Now I need to see how it handles extra rows.

Code

one[:2]

	name	animal	age
0	orlando	cat	3
1	rupert	bear	4

Code

find_differences(one[:2], two)

ValueError: Can only compare identically-labeled DataFrame objects

So I need to ensure that the index matches for both dataframes. I wonder how I can do that.

I think I need to find the rows that are not in the other index and handle them separately.
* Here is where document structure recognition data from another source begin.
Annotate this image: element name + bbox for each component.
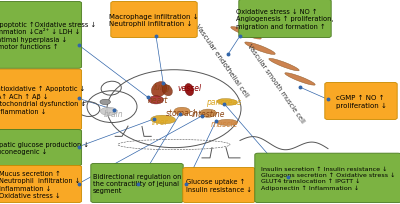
FancyBboxPatch shape <box>0 130 82 166</box>
Text: Antioxidative ↑ Apoptotic ↓
DA↑ ACh ↑ Aβ ↓
Mitochondrial dysfunction ↓
 Inflamma: Antioxidative ↑ Apoptotic ↓ DA↑ ACh ↑ Aβ… <box>0 86 86 114</box>
FancyBboxPatch shape <box>0 2 82 69</box>
Ellipse shape <box>185 84 194 96</box>
Ellipse shape <box>217 99 238 106</box>
FancyBboxPatch shape <box>255 153 400 203</box>
Ellipse shape <box>285 73 315 86</box>
Text: heart: heart <box>148 95 168 104</box>
Text: muscle: muscle <box>210 119 238 128</box>
Ellipse shape <box>151 116 176 124</box>
Text: Bidirectional regulation on
the contractility of jejunal
segment: Bidirectional regulation on the contract… <box>93 173 181 193</box>
Ellipse shape <box>231 27 261 40</box>
Text: Vascular smooth muscle cell: Vascular smooth muscle cell <box>246 43 306 124</box>
Text: Vascular endothelial cell: Vascular endothelial cell <box>194 23 250 98</box>
Text: lung: lung <box>154 82 170 91</box>
Text: Glucose uptake ↑
Insulin resistance ↓: Glucose uptake ↑ Insulin resistance ↓ <box>186 178 252 192</box>
Text: Hepatic glucose production ↓
Gluconeogenic ↓: Hepatic glucose production ↓ Gluconeogen… <box>0 141 89 155</box>
Ellipse shape <box>245 43 275 55</box>
Ellipse shape <box>200 110 216 118</box>
Text: brain: brain <box>104 110 124 119</box>
FancyBboxPatch shape <box>325 83 397 120</box>
FancyBboxPatch shape <box>239 0 331 38</box>
Text: vessel: vessel <box>178 83 202 92</box>
Text: Oxidative stress ↓ NO ↑
Angiogenesis ↑ proliferation,
migration and formation ↑: Oxidative stress ↓ NO ↑ Angiogenesis ↑ p… <box>236 9 334 30</box>
Ellipse shape <box>174 108 190 115</box>
FancyBboxPatch shape <box>91 164 183 203</box>
Ellipse shape <box>151 82 167 97</box>
Ellipse shape <box>100 108 117 116</box>
Ellipse shape <box>269 59 299 71</box>
Text: Macrophage infiltration ↓
Neutrophil infiltration ↓: Macrophage infiltration ↓ Neutrophil inf… <box>109 14 199 27</box>
Text: cGMP ↑ NO ↑
proliferation ↓: cGMP ↑ NO ↑ proliferation ↓ <box>336 95 386 108</box>
Ellipse shape <box>148 96 164 104</box>
Text: Insulin secretion ↑ Insulin resistance ↓
Glucagons secretion ↑ Oxidative stress : Insulin secretion ↑ Insulin resistance ↓… <box>261 166 395 190</box>
Ellipse shape <box>162 85 172 96</box>
FancyBboxPatch shape <box>0 70 82 130</box>
Ellipse shape <box>217 120 238 126</box>
Text: Antiapoptotic ↑Oxidative stress ↓
Inflammation ↓Ca²⁺ ↓ LDH ↓
Neointimal hyperpla: Antiapoptotic ↑Oxidative stress ↓ Inflam… <box>0 22 96 50</box>
Circle shape <box>100 100 110 105</box>
Text: intestine: intestine <box>191 110 225 119</box>
Text: Mucus secretion ↑
Neutrophil  infiltration ↓
Inflammation ↓
Oxidative stress ↓: Mucus secretion ↑ Neutrophil infiltratio… <box>0 170 80 198</box>
FancyBboxPatch shape <box>0 166 82 203</box>
Text: liver: liver <box>152 118 168 127</box>
Text: pancreas: pancreas <box>206 98 242 106</box>
FancyBboxPatch shape <box>183 168 255 203</box>
Text: stomach: stomach <box>166 109 198 118</box>
FancyBboxPatch shape <box>111 2 197 38</box>
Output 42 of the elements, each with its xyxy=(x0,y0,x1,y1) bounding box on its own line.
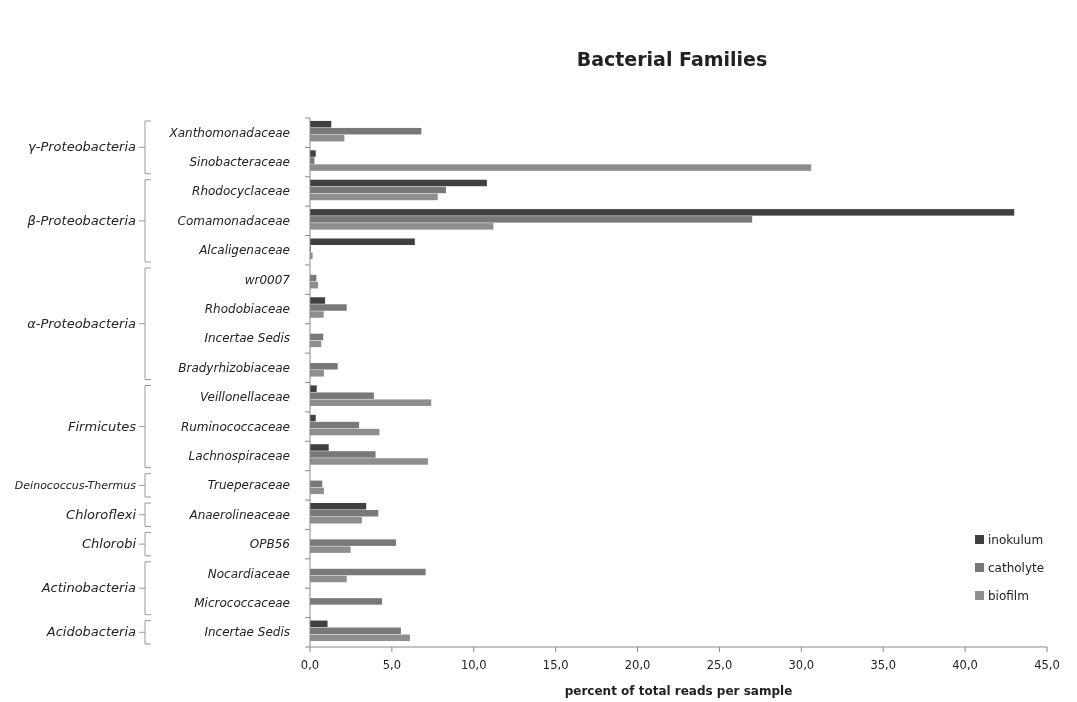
y-tick-label: Rhodocyclaceae xyxy=(192,184,290,199)
y-tick-label: Nocardiaceae xyxy=(207,566,290,581)
y-tick-label: Rhodobiaceae xyxy=(204,302,290,317)
y-tick-label: Lachnospiraceae xyxy=(188,448,290,463)
text: β-Proteobacteria xyxy=(26,212,137,228)
y-tick-label: Trueperaceae xyxy=(207,478,290,493)
x-tick-label: 0,0 xyxy=(300,658,320,672)
text: α-Proteobacteria xyxy=(27,315,137,331)
y-tick-label: Micrococcaceae xyxy=(194,595,290,610)
x-tick-label: 15,0 xyxy=(542,658,569,672)
y-tick-label: OPB56 xyxy=(249,537,291,552)
legend-label: inokulum xyxy=(988,533,1044,547)
text: Acidobacteria xyxy=(45,624,137,640)
x-tick-label: 35,0 xyxy=(870,658,897,672)
y-tick-label: Bradyrhizobiaceae xyxy=(178,360,290,375)
y-tick-label: Comamonadaceae xyxy=(177,213,290,228)
y-tick-label: Sinobacteraceae xyxy=(189,155,290,170)
y-tick-label: Incertae Sedis xyxy=(204,331,290,346)
text: γ-Proteobacteria xyxy=(28,139,137,155)
y-tick-label: Anaerolineaceae xyxy=(188,507,290,522)
x-tick-label: 20,0 xyxy=(624,658,651,672)
text: Deinococcus-Thermus xyxy=(14,479,137,493)
x-tick-label: 10,0 xyxy=(460,658,487,672)
legend-label: catholyte xyxy=(988,561,1045,575)
y-tick-label: Xanthomonadaceae xyxy=(168,125,290,140)
legend-label: biofilm xyxy=(988,589,1029,603)
text: Firmicutes xyxy=(68,418,137,434)
x-tick-label: 25,0 xyxy=(706,658,733,672)
y-tick-label: Veillonellaceae xyxy=(200,390,290,405)
text: Actinobacteria xyxy=(40,580,137,596)
x-tick-label: 40,0 xyxy=(952,658,978,672)
x-axis-title: percent of total reads per sample xyxy=(564,684,793,698)
text: Chlorobi xyxy=(81,536,137,552)
y-tick-label: Ruminococcaceae xyxy=(180,419,290,434)
y-tick-label: Alcaligenaceae xyxy=(198,243,290,258)
x-tick-label: 45,0 xyxy=(1034,658,1060,672)
chart-title: Bacterial Families xyxy=(576,48,768,70)
y-tick-label: Incertae Sedis xyxy=(204,625,290,640)
text: Chloroflexi xyxy=(66,506,137,522)
x-tick-label: 30,0 xyxy=(788,658,815,672)
x-tick-label: 5,0 xyxy=(382,658,402,672)
y-tick-label: wr0007 xyxy=(244,272,291,287)
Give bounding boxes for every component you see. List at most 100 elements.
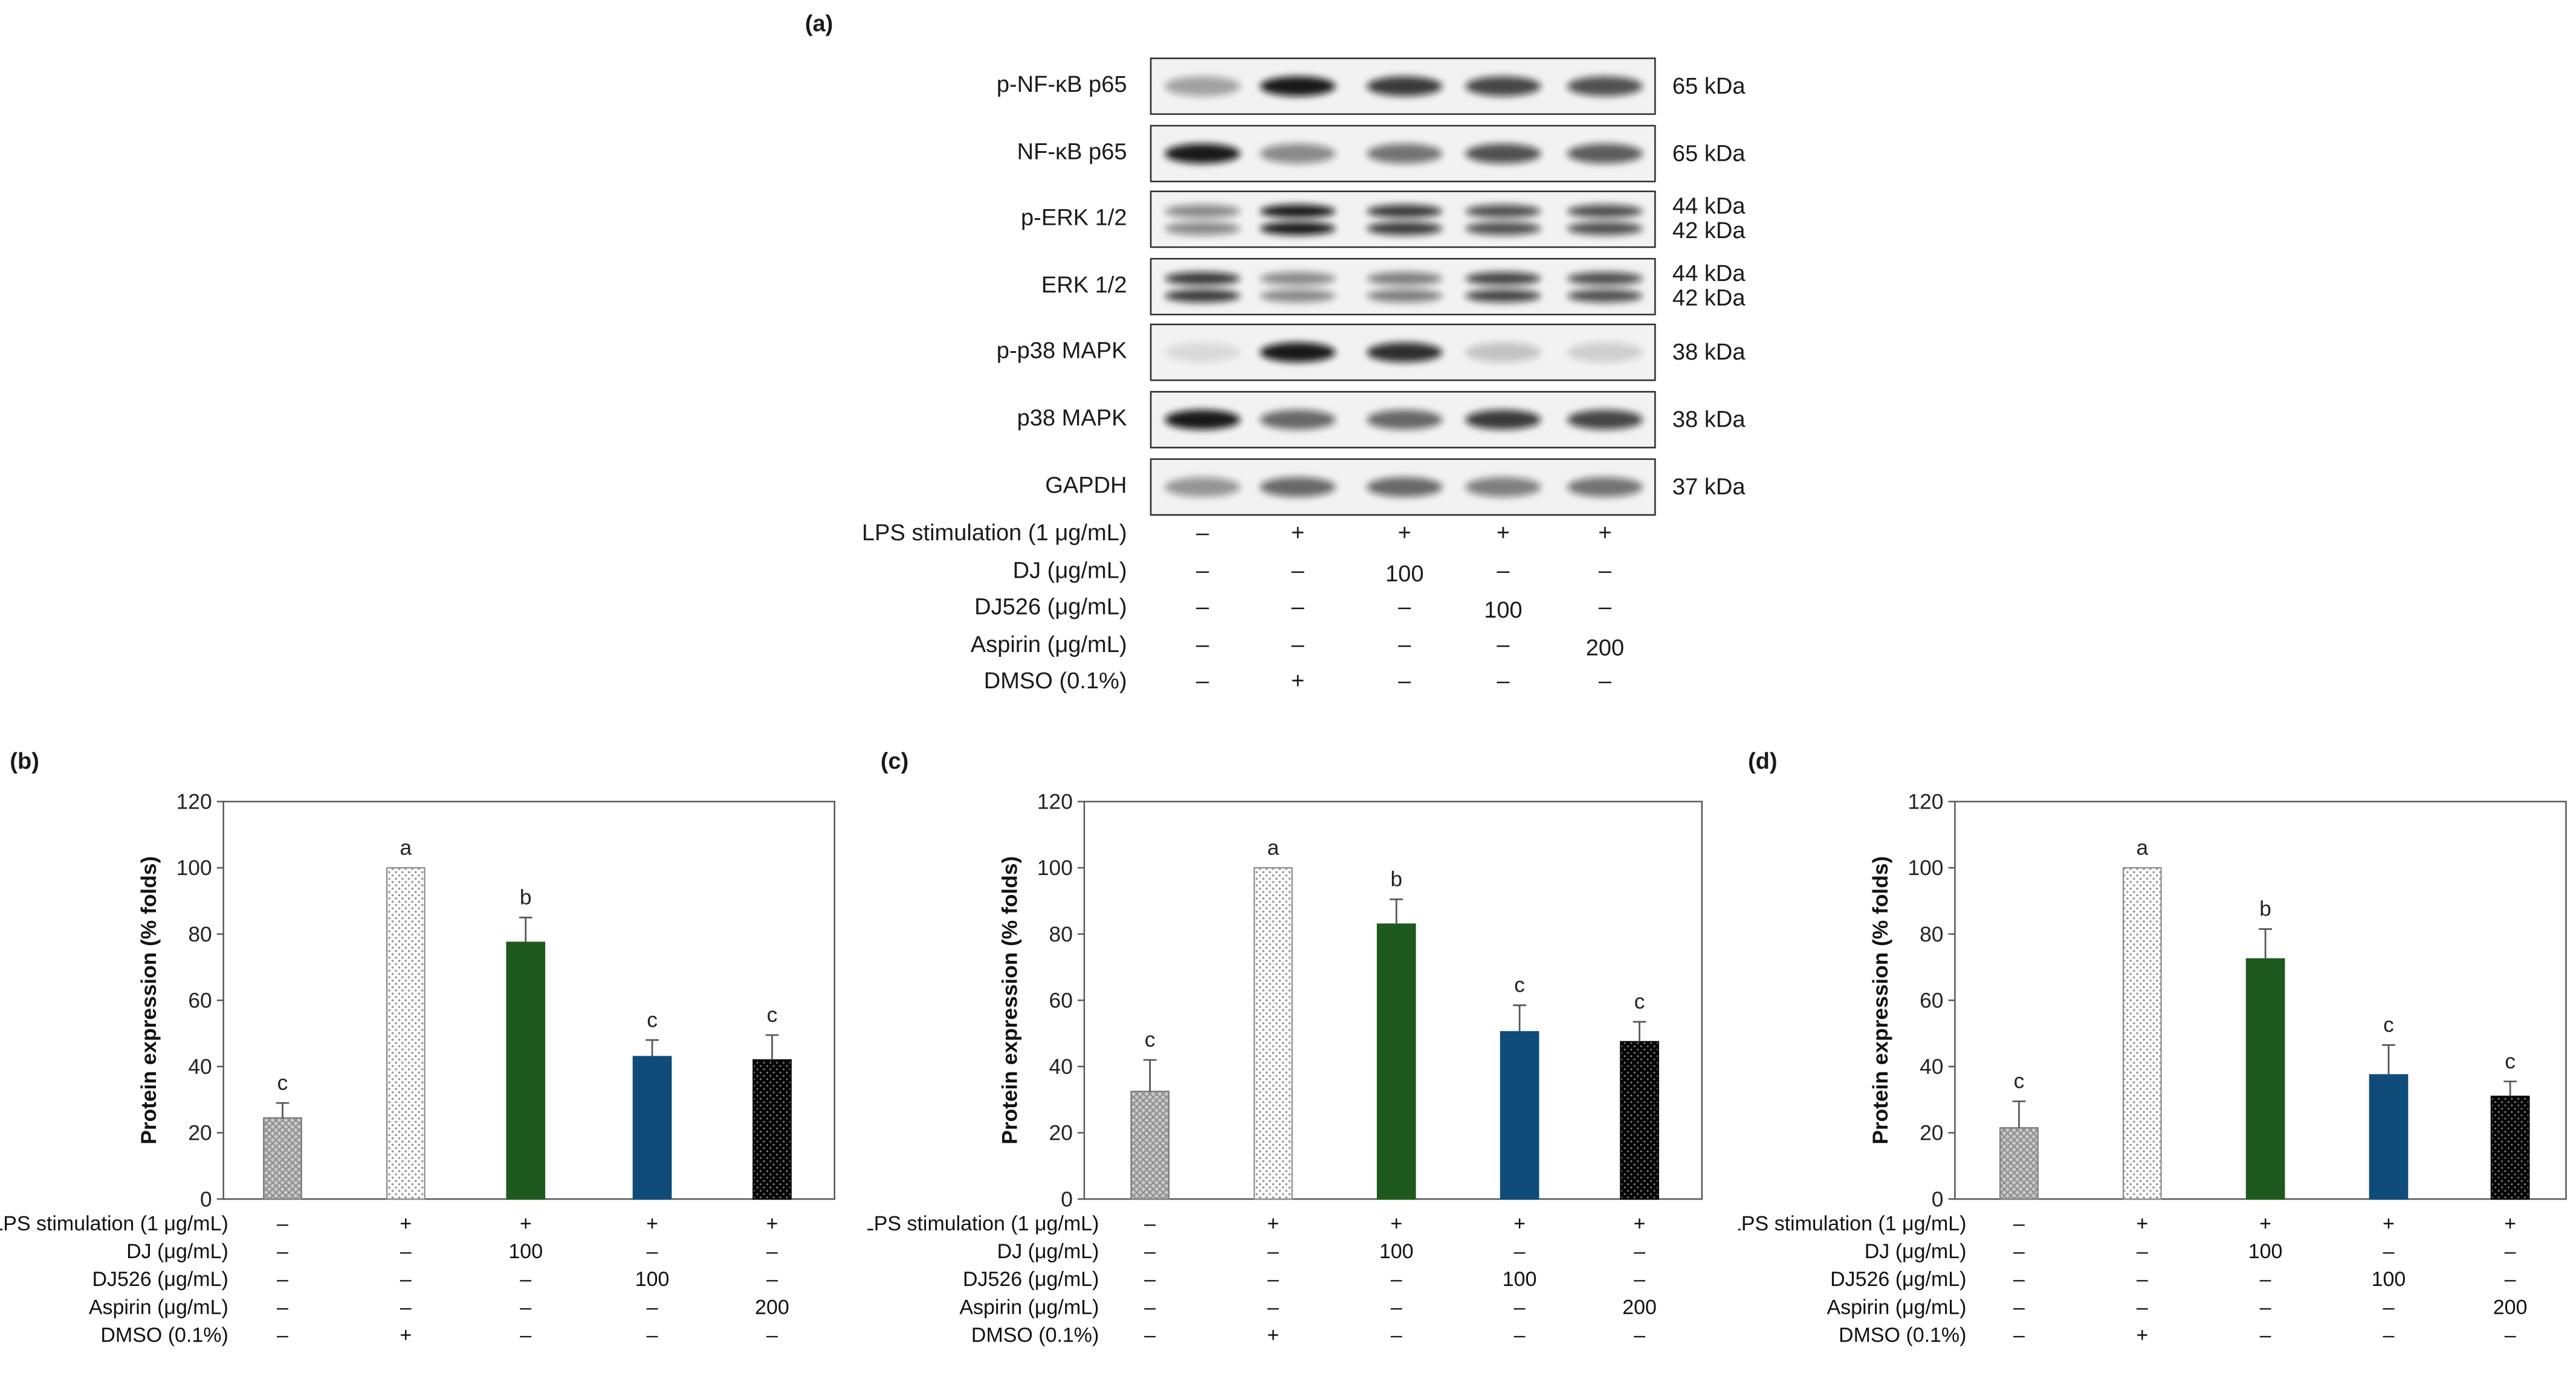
blot-band xyxy=(1567,410,1643,430)
treatment-cell: – xyxy=(400,1268,412,1291)
blot-band xyxy=(1165,289,1241,302)
treatment-cell: – xyxy=(2505,1268,2516,1291)
panel-d-label: (d) xyxy=(1747,747,1778,774)
treatment-cell: – xyxy=(2137,1268,2148,1291)
panel-c-label: (c) xyxy=(880,747,909,774)
bar xyxy=(752,1059,792,1200)
treatment-cell: – xyxy=(1398,593,1411,619)
blot-label: p-ERK 1/2 xyxy=(1020,204,1127,231)
treatment-label: DMSO (0.1%) xyxy=(1839,1324,1966,1347)
blot-box xyxy=(1150,57,1656,115)
treatment-cell: – xyxy=(1398,667,1411,693)
treatment-cell: – xyxy=(1196,556,1209,583)
significance-letter: c xyxy=(2505,1050,2516,1073)
treatment-cell: 100 xyxy=(1385,559,1424,586)
blot-band xyxy=(1260,143,1336,163)
blot-band xyxy=(1165,205,1241,218)
blot-band xyxy=(1465,476,1541,497)
treatment-cell: – xyxy=(2013,1240,2025,1263)
y-tick-label: 40 xyxy=(1049,1055,1073,1079)
blot-band xyxy=(1567,289,1643,302)
treatment-cell: – xyxy=(1598,556,1612,583)
significance-letter: c xyxy=(2383,1013,2394,1037)
blot-background xyxy=(1150,257,1656,315)
treatment-cell: – xyxy=(1497,556,1510,583)
significance-letter: c xyxy=(647,1008,658,1032)
blot-band xyxy=(1465,222,1541,236)
treatment-cell: – xyxy=(400,1296,412,1319)
bar xyxy=(263,1117,302,1200)
blot-band xyxy=(1260,271,1336,285)
y-tick-label: 40 xyxy=(188,1055,212,1079)
blot-label: p-NF-κB p65 xyxy=(996,70,1127,97)
treatment-cell: 200 xyxy=(755,1296,789,1319)
treatment-cell: – xyxy=(277,1296,288,1319)
panel-b: (b) 0 20 40 60 80 100 120 Protein expression (%… xyxy=(0,739,871,1365)
y-axis-label: Protein expression (% folds) xyxy=(1869,856,1892,1145)
blot-band xyxy=(1465,76,1541,97)
treatment-cell: – xyxy=(277,1324,288,1347)
treatment-cell: – xyxy=(1514,1296,1526,1319)
y-tick-label: 100 xyxy=(1037,856,1073,880)
blot-band xyxy=(1567,205,1643,218)
panel-c: (c) 0 20 40 60 80 100 120 Protein expression (%… xyxy=(862,739,1738,1365)
bar xyxy=(2122,867,2162,1200)
bar xyxy=(1999,1127,2039,1200)
treatment-cell: – xyxy=(1391,1324,1402,1347)
blot-band xyxy=(1367,76,1443,97)
treatment-cell: – xyxy=(277,1212,288,1235)
treatment-label: Aspirin (μg/mL) xyxy=(89,1296,228,1319)
significance-letter: a xyxy=(2136,836,2148,859)
blot-band xyxy=(1367,476,1443,497)
treatment-cell: – xyxy=(1634,1240,1645,1263)
blot-label: GAPDH xyxy=(1045,470,1127,497)
treatment-label: DJ (μg/mL) xyxy=(1865,1240,1967,1263)
chart-b: 0 20 40 60 80 100 120 Protein expression (% fol… xyxy=(0,790,835,1347)
treatment-cell: 100 xyxy=(1503,1268,1537,1291)
treatment-cell: – xyxy=(520,1296,531,1319)
blot-size-label: 44 kDa xyxy=(1672,259,1746,286)
treatment-cell: + xyxy=(2383,1212,2395,1235)
treatment-cell: – xyxy=(2260,1268,2271,1291)
panel-a: (a) p-NF-κB p65 65 kDa NF-κB p65 65 kDa p-ER… xyxy=(804,10,1746,693)
bar xyxy=(1620,1041,1659,1200)
treatment-cell: – xyxy=(1291,630,1304,656)
treatment-cell: + xyxy=(1267,1324,1280,1347)
blot-band xyxy=(1367,410,1443,430)
treatment-cell: + xyxy=(1598,519,1612,546)
significance-letter: c xyxy=(767,1003,778,1027)
bar xyxy=(386,867,426,1200)
blot-band xyxy=(1465,271,1541,285)
treatment-cell: – xyxy=(1144,1268,1156,1291)
treatment-cell: – xyxy=(2013,1212,2025,1235)
significance-letter: c xyxy=(277,1071,288,1094)
y-tick-label: 120 xyxy=(1908,790,1943,814)
blot-band xyxy=(1165,410,1241,430)
treatment-label: LPS stimulation (1 μg/mL) xyxy=(861,519,1127,546)
y-tick-label: 100 xyxy=(1908,856,1943,880)
blot-band xyxy=(1260,410,1336,430)
treatment-cell: – xyxy=(1267,1268,1279,1291)
blot-box xyxy=(1150,124,1656,182)
panel-a-label: (a) xyxy=(804,10,833,36)
blot-band xyxy=(1367,343,1443,363)
blot-background xyxy=(1150,190,1656,248)
chart-c: 0 20 40 60 80 100 120 Protein expression (% fol… xyxy=(862,790,1703,1347)
treatment-cell: 100 xyxy=(1484,596,1523,623)
blot-size-label: 38 kDa xyxy=(1672,338,1746,366)
treatment-cell: – xyxy=(2013,1324,2025,1347)
treatment-cell: – xyxy=(766,1324,778,1347)
bar xyxy=(632,1056,672,1200)
blot-band xyxy=(1465,143,1541,163)
treatment-cell: + xyxy=(1397,519,1412,546)
blot-label: p38 MAPK xyxy=(1017,404,1127,431)
significance-letter: c xyxy=(1634,990,1645,1013)
y-tick-label: 20 xyxy=(188,1122,212,1145)
treatment-cell: + xyxy=(766,1212,778,1235)
y-tick-label: 80 xyxy=(1049,923,1073,946)
bar xyxy=(2490,1096,2530,1200)
bar xyxy=(1130,1090,1170,1200)
treatment-cell: – xyxy=(2013,1268,2025,1291)
treatment-label: DJ526 (μg/mL) xyxy=(974,593,1127,619)
panel-b-label: (b) xyxy=(10,747,39,774)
Out of interest, for two dataframes with an equal index there is a built in compare method:

Code

one.compare(two, align_axis=0)

		name	animal	age
0	self	NaN	NaN	3.0
0	other	NaN	NaN	4.0
1	self	rupert	NaN	NaN
1	other	ruperts	NaN	NaN
2	self	NaN	dog	NaN
2	other	NaN	dogs	NaN

Code

def find_differences(left: pd.DataFrame, right: pd.DataFrame) -> pd.DataFrame:
    left_extended = left.append(right[~right.index.isin(left.index)])
    left_extended.loc[~left_extended.index.isin(left.index), :] = np.nan
    right_extended = right.append(left[~left.index.isin(right.index)])
    right_extended.loc[~right_extended.index.isin(right.index), :] = np.nan
    
    left_flat = flatten(left_extended)
    right_flat = flatten(right_extended)
    
    return left_flat.compare(right_flat)

Code

find_differences(one[:2], two)

		value
		self	other
index	column
0	age	3.0	4.0
1	name	rupert	ruperts
2	age	NaN	5.0
	animal	NaN	dogs
	name	NaN	rollo

Code

find_differences(one, two[:2])

		value
		self	other
index	column
0	age	3.0	4.0
1	name	rupert	ruperts
2	age	5.0	NaN
	animal	dog	NaN
	name	rollo	NaN

Code

find_differences(one, one)

index	column

Code

find_differences(one, one).empty

True

I’m much happier with this than my previous approach which was from this stack overflow question. For me that approach failed at the (df1 != df2).stack() expression.